The objective of the study was to examine how the fatty acid composition of milk especially concentrations of conjugated linoleic acids (CLA) and trans-C18:1 isomers and milk fat percentage were affected by silage type and concentrate level. Forty dairy cows were blocked and randomly assigned to one of four diets in a 2 x 2 factorial arrangement of treatments and a six week experimental period. Treatments were total mixed rations with maize (M) or grass (G) silage differing in polyunsaturated fatty acid (PUFA) profile and starch content, combined with a high (H) or a low (L) level of concentrate (with or without grain).
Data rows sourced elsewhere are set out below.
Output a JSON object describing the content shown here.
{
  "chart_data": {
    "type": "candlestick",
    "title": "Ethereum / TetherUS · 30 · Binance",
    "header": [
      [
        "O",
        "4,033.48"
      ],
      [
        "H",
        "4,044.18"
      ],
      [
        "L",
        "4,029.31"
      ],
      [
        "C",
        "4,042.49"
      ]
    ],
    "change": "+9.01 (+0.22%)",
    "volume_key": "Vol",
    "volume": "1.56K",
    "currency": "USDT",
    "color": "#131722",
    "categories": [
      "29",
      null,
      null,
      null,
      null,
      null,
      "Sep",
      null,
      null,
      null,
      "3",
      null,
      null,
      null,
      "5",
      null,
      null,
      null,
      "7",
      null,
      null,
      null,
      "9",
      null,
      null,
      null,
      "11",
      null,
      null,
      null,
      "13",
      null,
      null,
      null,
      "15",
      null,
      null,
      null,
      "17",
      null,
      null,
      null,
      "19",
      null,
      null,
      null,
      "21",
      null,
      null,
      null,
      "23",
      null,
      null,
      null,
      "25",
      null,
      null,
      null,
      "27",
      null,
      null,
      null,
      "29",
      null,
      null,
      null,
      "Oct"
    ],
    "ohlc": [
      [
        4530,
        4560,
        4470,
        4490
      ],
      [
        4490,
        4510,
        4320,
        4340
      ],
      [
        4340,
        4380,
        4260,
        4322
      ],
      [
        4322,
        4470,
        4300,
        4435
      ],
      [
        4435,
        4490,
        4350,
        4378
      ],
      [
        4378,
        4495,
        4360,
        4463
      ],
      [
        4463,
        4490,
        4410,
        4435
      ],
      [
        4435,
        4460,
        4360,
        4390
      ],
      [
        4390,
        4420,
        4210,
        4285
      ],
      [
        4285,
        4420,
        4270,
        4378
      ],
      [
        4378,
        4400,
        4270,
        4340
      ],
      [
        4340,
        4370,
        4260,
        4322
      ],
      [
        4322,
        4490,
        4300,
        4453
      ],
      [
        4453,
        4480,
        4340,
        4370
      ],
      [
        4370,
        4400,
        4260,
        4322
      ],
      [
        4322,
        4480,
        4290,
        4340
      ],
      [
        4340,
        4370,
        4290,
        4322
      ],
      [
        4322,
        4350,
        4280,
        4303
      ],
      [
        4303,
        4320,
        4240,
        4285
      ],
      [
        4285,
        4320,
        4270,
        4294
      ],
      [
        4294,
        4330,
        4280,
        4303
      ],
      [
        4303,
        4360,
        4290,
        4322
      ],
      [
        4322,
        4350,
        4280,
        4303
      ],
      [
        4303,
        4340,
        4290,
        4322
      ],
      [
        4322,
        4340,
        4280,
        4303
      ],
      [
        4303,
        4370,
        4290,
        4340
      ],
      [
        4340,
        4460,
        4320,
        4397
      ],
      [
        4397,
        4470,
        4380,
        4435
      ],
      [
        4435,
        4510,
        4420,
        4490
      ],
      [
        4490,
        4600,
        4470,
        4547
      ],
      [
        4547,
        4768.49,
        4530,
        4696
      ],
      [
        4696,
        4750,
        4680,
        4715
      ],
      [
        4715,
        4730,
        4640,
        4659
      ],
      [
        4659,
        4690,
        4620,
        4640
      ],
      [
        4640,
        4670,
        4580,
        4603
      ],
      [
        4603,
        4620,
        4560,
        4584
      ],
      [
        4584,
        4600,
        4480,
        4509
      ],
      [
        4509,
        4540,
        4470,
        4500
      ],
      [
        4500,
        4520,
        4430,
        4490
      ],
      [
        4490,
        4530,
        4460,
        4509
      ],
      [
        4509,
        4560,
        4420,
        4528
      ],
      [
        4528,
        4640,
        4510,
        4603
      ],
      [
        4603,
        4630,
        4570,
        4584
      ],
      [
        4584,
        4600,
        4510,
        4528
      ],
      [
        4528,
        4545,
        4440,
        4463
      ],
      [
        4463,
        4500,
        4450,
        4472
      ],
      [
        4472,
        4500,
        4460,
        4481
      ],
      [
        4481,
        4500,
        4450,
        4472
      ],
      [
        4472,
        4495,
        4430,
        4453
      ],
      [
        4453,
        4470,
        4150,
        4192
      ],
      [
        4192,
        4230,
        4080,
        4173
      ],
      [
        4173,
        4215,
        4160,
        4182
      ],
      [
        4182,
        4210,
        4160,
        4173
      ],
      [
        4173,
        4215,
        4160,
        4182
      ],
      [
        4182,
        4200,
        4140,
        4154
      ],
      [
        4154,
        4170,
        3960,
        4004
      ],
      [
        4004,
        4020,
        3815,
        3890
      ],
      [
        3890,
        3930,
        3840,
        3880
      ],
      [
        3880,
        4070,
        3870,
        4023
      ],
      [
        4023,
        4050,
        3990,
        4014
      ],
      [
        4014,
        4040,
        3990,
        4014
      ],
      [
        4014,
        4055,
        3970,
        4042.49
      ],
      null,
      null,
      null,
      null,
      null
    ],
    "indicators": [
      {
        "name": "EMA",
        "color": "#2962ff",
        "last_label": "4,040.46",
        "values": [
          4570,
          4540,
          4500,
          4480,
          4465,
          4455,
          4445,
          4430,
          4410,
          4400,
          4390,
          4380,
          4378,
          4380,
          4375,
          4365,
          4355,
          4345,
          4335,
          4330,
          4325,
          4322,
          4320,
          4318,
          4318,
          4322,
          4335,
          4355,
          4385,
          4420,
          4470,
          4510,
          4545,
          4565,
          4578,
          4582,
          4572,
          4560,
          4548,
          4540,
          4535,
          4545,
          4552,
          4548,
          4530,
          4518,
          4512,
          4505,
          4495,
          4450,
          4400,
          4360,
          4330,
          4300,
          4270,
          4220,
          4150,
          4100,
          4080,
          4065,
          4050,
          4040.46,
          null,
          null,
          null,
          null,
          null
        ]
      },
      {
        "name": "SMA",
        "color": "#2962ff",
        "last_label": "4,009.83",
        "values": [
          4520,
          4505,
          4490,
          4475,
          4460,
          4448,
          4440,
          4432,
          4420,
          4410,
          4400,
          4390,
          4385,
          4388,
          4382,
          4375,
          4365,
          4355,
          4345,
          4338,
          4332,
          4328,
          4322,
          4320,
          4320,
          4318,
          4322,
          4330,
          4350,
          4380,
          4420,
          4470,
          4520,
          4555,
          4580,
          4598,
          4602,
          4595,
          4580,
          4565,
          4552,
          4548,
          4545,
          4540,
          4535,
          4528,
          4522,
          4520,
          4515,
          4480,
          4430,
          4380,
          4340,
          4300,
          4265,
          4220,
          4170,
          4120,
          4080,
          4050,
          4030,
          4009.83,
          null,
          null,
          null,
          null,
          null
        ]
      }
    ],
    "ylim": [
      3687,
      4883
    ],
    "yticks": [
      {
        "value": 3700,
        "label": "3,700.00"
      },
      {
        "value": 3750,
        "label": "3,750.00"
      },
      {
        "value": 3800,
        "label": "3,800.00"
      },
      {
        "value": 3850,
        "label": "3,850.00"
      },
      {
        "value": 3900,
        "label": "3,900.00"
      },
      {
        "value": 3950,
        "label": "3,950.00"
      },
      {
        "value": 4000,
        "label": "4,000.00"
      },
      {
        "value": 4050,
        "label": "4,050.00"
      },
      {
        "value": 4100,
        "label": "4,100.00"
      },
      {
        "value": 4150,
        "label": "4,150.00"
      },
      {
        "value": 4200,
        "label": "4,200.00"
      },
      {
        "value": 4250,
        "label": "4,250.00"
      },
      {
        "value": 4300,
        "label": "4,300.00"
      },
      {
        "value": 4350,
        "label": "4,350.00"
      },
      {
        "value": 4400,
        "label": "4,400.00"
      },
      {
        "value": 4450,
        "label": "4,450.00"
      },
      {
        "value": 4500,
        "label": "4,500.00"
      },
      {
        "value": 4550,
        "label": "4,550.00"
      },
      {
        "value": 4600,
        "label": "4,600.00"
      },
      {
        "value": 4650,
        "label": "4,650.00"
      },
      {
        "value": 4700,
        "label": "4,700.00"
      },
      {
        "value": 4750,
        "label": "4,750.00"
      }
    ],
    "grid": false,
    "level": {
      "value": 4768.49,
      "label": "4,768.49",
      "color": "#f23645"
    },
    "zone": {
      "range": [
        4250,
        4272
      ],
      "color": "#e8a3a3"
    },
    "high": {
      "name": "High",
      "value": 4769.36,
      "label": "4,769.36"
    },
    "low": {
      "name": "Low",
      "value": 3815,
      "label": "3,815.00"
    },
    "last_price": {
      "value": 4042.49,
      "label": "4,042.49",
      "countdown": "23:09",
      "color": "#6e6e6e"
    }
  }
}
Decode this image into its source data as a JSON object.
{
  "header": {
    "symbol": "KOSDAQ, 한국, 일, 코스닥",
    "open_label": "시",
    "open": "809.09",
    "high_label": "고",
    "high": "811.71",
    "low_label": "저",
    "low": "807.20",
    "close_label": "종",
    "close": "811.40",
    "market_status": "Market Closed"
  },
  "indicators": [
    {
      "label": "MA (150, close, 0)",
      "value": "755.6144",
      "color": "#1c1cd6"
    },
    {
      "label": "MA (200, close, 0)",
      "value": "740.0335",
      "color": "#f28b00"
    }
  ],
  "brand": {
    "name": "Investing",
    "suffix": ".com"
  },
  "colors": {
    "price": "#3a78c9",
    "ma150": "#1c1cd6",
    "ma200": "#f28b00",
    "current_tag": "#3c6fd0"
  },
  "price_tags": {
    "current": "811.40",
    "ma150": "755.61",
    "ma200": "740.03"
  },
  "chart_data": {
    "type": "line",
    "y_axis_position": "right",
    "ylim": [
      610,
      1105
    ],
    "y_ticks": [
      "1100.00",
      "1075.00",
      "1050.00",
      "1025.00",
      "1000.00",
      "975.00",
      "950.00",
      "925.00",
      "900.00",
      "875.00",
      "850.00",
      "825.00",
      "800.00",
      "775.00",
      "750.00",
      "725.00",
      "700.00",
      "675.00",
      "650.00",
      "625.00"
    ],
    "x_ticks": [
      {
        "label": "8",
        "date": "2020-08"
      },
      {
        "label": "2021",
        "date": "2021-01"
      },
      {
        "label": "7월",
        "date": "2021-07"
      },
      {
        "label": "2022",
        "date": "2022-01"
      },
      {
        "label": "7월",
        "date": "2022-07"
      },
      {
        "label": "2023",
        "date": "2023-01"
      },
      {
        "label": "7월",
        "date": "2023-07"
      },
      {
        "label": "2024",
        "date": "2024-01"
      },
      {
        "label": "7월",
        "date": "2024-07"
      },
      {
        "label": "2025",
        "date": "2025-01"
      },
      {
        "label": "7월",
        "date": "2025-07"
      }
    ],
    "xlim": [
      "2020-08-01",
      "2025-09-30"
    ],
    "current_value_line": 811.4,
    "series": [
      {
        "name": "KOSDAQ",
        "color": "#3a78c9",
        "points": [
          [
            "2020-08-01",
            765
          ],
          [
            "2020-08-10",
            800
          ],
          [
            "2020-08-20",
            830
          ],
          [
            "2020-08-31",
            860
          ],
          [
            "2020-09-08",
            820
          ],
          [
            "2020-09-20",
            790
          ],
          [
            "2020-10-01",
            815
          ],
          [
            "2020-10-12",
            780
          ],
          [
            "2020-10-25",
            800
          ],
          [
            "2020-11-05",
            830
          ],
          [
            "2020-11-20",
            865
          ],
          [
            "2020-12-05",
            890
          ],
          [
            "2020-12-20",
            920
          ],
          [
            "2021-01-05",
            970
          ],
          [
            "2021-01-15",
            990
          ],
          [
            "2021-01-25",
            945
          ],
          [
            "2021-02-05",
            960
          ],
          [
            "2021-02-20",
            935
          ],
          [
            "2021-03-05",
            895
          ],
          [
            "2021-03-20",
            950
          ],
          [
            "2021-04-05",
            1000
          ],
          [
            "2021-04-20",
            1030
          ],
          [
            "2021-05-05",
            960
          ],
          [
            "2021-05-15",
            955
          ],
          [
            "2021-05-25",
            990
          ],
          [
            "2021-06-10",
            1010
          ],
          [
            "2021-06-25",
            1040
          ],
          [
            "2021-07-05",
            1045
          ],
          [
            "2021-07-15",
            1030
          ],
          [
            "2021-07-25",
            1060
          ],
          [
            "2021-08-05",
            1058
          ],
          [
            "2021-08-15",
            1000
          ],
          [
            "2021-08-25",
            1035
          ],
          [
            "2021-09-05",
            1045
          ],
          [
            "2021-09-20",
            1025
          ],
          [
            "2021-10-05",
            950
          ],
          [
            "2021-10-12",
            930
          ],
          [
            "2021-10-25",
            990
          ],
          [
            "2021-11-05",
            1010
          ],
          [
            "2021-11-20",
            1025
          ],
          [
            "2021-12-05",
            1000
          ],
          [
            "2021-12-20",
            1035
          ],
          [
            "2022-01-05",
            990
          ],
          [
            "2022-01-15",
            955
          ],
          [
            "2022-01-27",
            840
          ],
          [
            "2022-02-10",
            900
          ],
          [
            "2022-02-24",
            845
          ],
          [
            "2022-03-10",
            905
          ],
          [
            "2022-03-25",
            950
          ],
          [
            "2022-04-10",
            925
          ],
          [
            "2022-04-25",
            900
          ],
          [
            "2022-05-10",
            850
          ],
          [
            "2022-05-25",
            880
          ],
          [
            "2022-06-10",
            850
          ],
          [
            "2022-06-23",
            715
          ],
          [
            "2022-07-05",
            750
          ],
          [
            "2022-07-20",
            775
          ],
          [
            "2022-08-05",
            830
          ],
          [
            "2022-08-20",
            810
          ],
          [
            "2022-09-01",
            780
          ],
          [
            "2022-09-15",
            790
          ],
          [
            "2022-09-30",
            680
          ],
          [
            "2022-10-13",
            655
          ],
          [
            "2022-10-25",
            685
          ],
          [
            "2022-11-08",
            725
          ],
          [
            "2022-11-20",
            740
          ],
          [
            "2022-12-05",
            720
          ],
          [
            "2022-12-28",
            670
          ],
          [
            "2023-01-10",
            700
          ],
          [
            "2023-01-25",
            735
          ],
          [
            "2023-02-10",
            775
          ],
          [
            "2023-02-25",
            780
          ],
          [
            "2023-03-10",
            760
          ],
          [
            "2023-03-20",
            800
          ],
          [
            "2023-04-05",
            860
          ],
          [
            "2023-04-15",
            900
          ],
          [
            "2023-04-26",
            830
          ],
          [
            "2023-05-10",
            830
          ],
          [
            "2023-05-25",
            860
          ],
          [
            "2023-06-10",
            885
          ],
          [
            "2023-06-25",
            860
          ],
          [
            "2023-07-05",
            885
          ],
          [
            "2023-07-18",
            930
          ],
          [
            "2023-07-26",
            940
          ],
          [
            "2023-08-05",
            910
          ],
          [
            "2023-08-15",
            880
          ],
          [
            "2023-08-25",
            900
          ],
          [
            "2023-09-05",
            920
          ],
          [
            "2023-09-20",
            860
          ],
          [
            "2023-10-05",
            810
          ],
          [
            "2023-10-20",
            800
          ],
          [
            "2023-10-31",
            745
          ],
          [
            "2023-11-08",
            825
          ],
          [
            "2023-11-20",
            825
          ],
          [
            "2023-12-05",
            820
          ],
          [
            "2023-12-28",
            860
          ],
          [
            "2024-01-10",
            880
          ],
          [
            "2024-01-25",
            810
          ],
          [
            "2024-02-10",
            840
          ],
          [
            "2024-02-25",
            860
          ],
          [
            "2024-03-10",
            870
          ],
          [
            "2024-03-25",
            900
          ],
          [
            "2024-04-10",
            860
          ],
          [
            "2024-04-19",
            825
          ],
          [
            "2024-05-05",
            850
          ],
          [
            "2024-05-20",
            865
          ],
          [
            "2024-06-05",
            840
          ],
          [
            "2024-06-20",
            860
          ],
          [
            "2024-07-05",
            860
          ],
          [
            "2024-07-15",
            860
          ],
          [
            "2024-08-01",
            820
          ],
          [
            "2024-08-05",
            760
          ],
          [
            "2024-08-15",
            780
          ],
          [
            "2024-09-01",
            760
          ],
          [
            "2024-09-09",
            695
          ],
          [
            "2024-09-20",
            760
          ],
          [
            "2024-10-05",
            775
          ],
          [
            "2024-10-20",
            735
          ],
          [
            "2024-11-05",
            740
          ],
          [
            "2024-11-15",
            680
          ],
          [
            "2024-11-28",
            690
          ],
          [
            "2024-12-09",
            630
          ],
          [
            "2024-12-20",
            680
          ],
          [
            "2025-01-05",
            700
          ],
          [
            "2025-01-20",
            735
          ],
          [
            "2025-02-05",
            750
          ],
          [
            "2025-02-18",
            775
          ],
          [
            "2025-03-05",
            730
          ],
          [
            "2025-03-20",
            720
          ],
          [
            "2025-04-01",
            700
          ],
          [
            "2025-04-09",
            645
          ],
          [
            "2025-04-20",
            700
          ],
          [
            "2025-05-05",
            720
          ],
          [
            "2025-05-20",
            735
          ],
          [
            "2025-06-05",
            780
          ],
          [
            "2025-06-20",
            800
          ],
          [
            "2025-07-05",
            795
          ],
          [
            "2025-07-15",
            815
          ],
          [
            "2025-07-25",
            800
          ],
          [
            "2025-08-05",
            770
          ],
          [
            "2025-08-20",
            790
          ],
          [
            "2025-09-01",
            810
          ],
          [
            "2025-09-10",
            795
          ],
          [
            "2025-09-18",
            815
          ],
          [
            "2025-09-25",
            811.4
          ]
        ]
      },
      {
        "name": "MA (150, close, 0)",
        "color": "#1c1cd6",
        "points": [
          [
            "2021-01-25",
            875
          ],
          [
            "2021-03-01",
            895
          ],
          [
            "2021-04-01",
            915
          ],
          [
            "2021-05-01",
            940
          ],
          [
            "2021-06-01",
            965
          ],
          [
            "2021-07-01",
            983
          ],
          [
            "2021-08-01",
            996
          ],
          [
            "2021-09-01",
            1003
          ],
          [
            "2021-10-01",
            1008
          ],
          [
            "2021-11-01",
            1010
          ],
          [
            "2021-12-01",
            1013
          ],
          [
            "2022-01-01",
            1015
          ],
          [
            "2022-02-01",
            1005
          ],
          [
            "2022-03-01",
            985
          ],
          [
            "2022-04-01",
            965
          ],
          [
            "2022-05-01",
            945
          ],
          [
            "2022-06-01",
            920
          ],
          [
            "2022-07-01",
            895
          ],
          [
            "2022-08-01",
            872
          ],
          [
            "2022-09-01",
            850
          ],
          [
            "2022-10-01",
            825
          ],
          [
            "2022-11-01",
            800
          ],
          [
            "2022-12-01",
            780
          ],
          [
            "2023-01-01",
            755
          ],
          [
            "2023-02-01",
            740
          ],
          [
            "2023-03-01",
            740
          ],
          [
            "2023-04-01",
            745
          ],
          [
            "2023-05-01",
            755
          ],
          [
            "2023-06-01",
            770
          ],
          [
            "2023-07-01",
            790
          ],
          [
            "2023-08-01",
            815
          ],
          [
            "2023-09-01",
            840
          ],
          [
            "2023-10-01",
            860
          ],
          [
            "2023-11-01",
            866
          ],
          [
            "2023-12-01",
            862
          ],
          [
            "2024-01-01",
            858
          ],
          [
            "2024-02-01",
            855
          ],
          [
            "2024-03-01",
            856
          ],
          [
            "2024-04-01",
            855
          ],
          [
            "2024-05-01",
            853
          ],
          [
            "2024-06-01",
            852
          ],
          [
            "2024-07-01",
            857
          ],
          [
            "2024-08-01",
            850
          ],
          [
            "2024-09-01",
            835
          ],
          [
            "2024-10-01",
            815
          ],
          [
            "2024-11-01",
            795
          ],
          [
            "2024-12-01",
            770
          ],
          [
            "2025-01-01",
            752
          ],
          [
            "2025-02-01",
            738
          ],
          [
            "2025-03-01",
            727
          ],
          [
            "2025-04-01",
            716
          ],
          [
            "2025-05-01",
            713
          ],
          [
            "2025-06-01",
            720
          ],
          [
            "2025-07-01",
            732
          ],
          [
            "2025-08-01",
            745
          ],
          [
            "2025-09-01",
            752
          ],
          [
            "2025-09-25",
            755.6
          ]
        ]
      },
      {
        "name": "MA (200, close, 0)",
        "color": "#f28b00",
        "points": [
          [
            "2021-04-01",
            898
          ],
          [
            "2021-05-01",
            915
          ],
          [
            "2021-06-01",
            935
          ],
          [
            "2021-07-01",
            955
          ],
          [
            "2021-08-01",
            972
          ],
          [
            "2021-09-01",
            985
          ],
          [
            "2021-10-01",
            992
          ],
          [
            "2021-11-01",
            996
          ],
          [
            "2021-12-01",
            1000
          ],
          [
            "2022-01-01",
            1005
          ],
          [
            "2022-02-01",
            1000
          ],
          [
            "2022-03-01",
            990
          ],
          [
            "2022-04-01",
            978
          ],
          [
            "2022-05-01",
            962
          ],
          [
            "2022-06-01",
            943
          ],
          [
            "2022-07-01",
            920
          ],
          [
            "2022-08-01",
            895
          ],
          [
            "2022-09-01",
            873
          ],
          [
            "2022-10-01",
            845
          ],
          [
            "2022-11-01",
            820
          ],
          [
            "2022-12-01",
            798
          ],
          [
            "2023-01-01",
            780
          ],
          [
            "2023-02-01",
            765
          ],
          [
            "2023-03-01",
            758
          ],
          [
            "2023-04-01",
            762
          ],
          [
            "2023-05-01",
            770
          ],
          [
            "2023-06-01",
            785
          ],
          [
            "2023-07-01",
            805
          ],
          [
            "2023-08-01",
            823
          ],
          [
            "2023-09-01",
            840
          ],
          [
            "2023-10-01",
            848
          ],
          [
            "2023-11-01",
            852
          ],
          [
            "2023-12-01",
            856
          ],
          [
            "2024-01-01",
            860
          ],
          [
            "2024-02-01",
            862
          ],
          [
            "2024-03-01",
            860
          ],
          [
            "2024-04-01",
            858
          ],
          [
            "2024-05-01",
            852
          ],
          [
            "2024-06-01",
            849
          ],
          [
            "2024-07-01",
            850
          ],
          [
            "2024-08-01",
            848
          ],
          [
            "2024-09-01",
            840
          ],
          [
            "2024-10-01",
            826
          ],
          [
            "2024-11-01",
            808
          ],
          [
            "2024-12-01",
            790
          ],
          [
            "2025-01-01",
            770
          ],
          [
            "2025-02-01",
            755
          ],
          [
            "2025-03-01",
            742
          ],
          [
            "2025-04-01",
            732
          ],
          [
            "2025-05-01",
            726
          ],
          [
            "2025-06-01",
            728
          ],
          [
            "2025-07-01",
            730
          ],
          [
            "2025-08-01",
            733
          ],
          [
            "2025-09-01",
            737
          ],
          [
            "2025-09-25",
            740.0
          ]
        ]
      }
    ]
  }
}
Treatments had no significant effect on milk, protein and lactose yield, but energy corrected milk yield, milk fat percentage and fat yield was lower and protein percentage higher for maize compared with grass silage diets. Overall, maize silage diets resulted in higher concentrations of CLA isomers compared with grass silage diets, but there was a significant interaction between silage type and concentrate level for concentrations of cis9,trans11-CLA; trans10,cis12-CLA; trans11-C18:1 and trans10-C18:1. A high level of concentrate increased trans10,cis12-CLA and trans10-C18:1 and reduced cis9,trans11-CLA and trans11-C18:1 when maize but not grass silage was provided. The results suggest that high levels of concentrate (grain) do not significantly alter the pattern of PUFA biohydrogenation in the rumen, the concentration of CLA and trans-C18:1 isomers in milk or cause milk fat depression unless combined with forage naturally high in starch and C18:2n-6 such as maize silage.